OpenStack is an open-source cloud computing platform that powers many of today’s largest cloud environments. However, managing upgrades in a large-scale OpenStack deployment can present substantial challenges. This article examines the upgrade process and efficiencies gained by OpenInfra Foundation Associate Member, Indiana University (IU), which has been running OpenStack since 2015. The university’s experience highlights the importance of strategic upgrade planning, particularly for large deployments, and how the adoption of a more structured approach to upgrades has streamlined operations and minimized disruptions.
A Historical Perspective on OpenStack Upgrades at Indiana University
IU first deployed OpenStack in 2015, beginning with a cloud environment powered by 320 hypervisors. The university’s OpenStack deployment has grown significantly over the years, with their second cloud deployment expanding to 506 hypervisors. This scale introduces unique challenges during upgrades, especially in terms of database and message bus load—both critical components for the operation of OpenStack during the upgrade process. As the size of the deployment increased, the complexity of upgrades grew, and a more efficient approach became necessary.

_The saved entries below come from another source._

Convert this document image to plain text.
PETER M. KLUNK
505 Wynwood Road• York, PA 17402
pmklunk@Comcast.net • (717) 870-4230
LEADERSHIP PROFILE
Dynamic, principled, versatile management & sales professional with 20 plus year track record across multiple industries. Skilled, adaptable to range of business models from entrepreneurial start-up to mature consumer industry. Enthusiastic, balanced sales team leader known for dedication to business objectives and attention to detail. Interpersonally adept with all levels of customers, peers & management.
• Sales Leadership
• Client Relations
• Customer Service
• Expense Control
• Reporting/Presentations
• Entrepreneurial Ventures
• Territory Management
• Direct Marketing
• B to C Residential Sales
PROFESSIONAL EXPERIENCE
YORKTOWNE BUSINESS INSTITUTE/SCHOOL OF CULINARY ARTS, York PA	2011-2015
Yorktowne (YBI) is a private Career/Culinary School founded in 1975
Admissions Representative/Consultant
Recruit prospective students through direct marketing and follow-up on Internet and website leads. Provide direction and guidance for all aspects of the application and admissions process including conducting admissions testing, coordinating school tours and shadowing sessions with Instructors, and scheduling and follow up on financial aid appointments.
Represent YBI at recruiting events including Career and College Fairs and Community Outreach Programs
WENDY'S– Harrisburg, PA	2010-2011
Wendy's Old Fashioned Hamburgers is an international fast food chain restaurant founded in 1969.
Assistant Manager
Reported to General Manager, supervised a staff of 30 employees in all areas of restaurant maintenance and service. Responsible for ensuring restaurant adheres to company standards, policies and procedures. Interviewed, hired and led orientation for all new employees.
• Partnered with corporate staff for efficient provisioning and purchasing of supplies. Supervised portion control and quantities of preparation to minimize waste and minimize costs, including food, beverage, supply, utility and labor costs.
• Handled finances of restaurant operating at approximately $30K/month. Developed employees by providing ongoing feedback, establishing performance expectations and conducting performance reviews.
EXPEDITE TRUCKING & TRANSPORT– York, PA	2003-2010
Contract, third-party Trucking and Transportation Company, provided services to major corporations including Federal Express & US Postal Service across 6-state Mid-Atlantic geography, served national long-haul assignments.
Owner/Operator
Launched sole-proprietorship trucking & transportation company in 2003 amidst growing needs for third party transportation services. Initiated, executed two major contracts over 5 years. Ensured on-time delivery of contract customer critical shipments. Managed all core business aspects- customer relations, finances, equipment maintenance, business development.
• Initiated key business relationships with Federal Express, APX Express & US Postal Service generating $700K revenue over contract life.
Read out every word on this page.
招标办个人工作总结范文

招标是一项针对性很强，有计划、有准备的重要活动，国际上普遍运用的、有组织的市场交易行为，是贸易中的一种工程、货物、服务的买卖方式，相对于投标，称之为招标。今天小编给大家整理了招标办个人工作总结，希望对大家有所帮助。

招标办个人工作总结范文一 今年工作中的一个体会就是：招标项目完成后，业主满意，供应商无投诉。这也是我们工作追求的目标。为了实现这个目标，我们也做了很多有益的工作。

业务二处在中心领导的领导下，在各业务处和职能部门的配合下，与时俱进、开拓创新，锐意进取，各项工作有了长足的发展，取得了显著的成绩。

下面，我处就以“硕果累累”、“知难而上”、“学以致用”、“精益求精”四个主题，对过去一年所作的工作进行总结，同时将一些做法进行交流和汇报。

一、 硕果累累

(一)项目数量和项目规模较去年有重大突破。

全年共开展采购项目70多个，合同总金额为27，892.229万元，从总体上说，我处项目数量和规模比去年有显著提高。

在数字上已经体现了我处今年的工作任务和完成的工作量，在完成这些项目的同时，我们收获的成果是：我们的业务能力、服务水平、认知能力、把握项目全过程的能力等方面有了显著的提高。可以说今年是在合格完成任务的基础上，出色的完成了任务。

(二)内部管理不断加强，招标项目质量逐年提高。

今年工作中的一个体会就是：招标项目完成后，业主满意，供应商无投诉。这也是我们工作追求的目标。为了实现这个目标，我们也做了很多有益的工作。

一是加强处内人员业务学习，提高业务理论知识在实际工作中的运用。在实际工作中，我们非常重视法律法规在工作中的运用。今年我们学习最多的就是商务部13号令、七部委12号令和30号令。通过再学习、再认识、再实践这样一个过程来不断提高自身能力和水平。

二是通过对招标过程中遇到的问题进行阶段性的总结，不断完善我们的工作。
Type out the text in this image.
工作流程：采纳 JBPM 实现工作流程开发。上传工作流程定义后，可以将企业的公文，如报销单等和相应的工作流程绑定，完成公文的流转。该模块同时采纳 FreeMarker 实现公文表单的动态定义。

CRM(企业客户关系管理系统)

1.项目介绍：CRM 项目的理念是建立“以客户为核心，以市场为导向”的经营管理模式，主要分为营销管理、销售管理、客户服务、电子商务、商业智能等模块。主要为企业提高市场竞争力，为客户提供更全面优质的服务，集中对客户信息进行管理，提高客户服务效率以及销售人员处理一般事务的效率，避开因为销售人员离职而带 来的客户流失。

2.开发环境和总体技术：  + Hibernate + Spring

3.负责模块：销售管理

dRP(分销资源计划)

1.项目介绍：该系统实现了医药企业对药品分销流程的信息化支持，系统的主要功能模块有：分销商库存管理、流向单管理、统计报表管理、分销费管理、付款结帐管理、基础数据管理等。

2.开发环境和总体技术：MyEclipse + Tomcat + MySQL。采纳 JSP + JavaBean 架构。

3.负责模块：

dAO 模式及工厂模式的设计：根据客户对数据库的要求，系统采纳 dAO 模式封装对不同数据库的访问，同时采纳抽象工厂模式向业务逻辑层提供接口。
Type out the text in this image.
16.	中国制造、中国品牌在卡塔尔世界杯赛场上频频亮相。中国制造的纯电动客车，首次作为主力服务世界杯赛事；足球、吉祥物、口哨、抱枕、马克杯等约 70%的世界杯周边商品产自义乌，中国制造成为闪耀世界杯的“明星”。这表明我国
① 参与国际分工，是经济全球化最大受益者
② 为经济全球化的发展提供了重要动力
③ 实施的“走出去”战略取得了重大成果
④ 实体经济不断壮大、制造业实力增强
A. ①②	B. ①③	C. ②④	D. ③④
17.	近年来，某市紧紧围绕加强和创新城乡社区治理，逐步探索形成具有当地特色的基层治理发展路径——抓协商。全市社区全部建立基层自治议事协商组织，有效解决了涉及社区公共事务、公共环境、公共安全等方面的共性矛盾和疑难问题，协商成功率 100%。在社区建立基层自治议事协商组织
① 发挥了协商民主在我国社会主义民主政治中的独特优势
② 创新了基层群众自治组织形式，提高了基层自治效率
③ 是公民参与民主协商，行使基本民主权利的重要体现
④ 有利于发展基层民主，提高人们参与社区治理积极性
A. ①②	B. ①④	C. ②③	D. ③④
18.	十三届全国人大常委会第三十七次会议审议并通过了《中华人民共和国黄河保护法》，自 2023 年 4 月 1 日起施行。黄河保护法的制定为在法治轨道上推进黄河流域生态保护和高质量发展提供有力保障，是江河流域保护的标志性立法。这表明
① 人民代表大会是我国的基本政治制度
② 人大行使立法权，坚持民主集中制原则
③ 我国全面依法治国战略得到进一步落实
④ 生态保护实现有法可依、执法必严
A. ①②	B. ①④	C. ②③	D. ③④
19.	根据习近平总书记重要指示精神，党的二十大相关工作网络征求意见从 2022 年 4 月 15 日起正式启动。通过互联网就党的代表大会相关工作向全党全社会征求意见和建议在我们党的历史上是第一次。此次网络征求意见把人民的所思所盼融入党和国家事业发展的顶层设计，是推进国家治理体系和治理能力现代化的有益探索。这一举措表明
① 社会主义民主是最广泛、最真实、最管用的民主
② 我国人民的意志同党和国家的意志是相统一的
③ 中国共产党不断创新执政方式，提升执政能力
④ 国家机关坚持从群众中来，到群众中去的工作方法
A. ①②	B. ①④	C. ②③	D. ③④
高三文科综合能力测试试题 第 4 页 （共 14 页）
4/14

Indiana University’s OpenStack upgrade path has evolved over the years, with several key milestones:
- Juno, Kilo, Liberty: 2015
- Mitaka, Newton: 2016
- Ocata, Pike: 2017
- Queens, Rocky: 2018
- Stein, Train: 2019
- Wallaby: 2021
- Xena, Yoga, Zed: 2023
- Antelope, Caracal: 2024
Each upgrade cycle presented challenges in managing and maintaining such a large and growing environment. As the number of hypervisors increased, so did the workload involved in the upgrade process, particularly when dealing with upgrades to the database, RPC systems, and network agents.
The Challenges of Large-Scale OpenStack Upgrades
One of the primary challenges IU faced during OpenStack upgrades was the sheer scale of the deployment. Specifically, the 300-500 hypervisor range proved to be an inflection point in terms of system scaling. The databases and RabbitMQ message bus that handle inter-component communication (RPC) were under heavy load during upgrades, requiring careful planning and execution.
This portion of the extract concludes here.